Bei mir ist auch eine zweite mit einer anderen Vertragsnummer gekommen...die sind doch total verrückt!


----------



## Reducal (9 Juni 2012)

Das ist keine Kettenmail sondern ein elektronischer Serienbrief. Natürlich sind die Vertragsnummern und die Empfängerdaten unterschiedlich.


pigah schrieb:


> ...die sind doch total verrückt!


Die ist ein DER und der ist bekannt dafür, dass er nicht so ist wie ihn andere gern hätten. In anderen Kulturen hätte man solche Idividuen längst in die Wüste geschickt aber wir haben ja hier einen Rechtsstaat, einen in dessen weiten Grenzen jeder machen kann, was er will.


----------



## Almeen (10 Juni 2012)

Also am Interessantesten finde ich, dass diese Mail plötzlich nicht mehr von einem Inkassounternehmen kommt, sondern von der Buchhaltung...


----------



## Reducal (10 Juni 2012)

Man versucht nachzuernten, dazu braucht es kein Inkassogeblubber. Außerdem ist die Frage durchaus berechtigt, ob man überhaupt eine Inkassoklitsche zur Verfügung hat.

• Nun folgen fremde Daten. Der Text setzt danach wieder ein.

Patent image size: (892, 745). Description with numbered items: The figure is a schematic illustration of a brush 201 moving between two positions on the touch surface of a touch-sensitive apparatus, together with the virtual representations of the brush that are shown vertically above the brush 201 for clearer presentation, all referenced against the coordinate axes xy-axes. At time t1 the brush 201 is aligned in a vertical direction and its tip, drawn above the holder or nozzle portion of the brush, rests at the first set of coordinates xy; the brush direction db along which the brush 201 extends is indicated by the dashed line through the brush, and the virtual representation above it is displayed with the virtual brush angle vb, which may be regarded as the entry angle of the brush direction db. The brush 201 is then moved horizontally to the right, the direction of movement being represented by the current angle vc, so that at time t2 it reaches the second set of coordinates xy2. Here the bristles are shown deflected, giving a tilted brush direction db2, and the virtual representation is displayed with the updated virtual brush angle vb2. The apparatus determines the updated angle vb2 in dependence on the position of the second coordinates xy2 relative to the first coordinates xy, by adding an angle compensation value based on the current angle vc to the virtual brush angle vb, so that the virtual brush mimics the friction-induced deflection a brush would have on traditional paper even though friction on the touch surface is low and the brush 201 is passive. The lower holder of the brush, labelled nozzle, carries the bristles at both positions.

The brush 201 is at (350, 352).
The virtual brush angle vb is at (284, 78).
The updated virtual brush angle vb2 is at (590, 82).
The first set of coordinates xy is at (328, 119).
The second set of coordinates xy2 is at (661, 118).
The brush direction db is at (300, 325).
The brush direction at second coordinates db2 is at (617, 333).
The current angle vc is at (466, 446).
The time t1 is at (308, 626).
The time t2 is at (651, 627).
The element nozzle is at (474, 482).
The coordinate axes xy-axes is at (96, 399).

Wenn einer keiner seriösen Tätigkeit nachgeht sondern der Lebensunterhalt sich überwiegend auf solche neumodische Weglagerei beschränkt, dem geht irgendwann auch mal die Kohle aus. Also muss neue her und was eignet sich da besser als auf altbewährte Strategien zurück zu greifen.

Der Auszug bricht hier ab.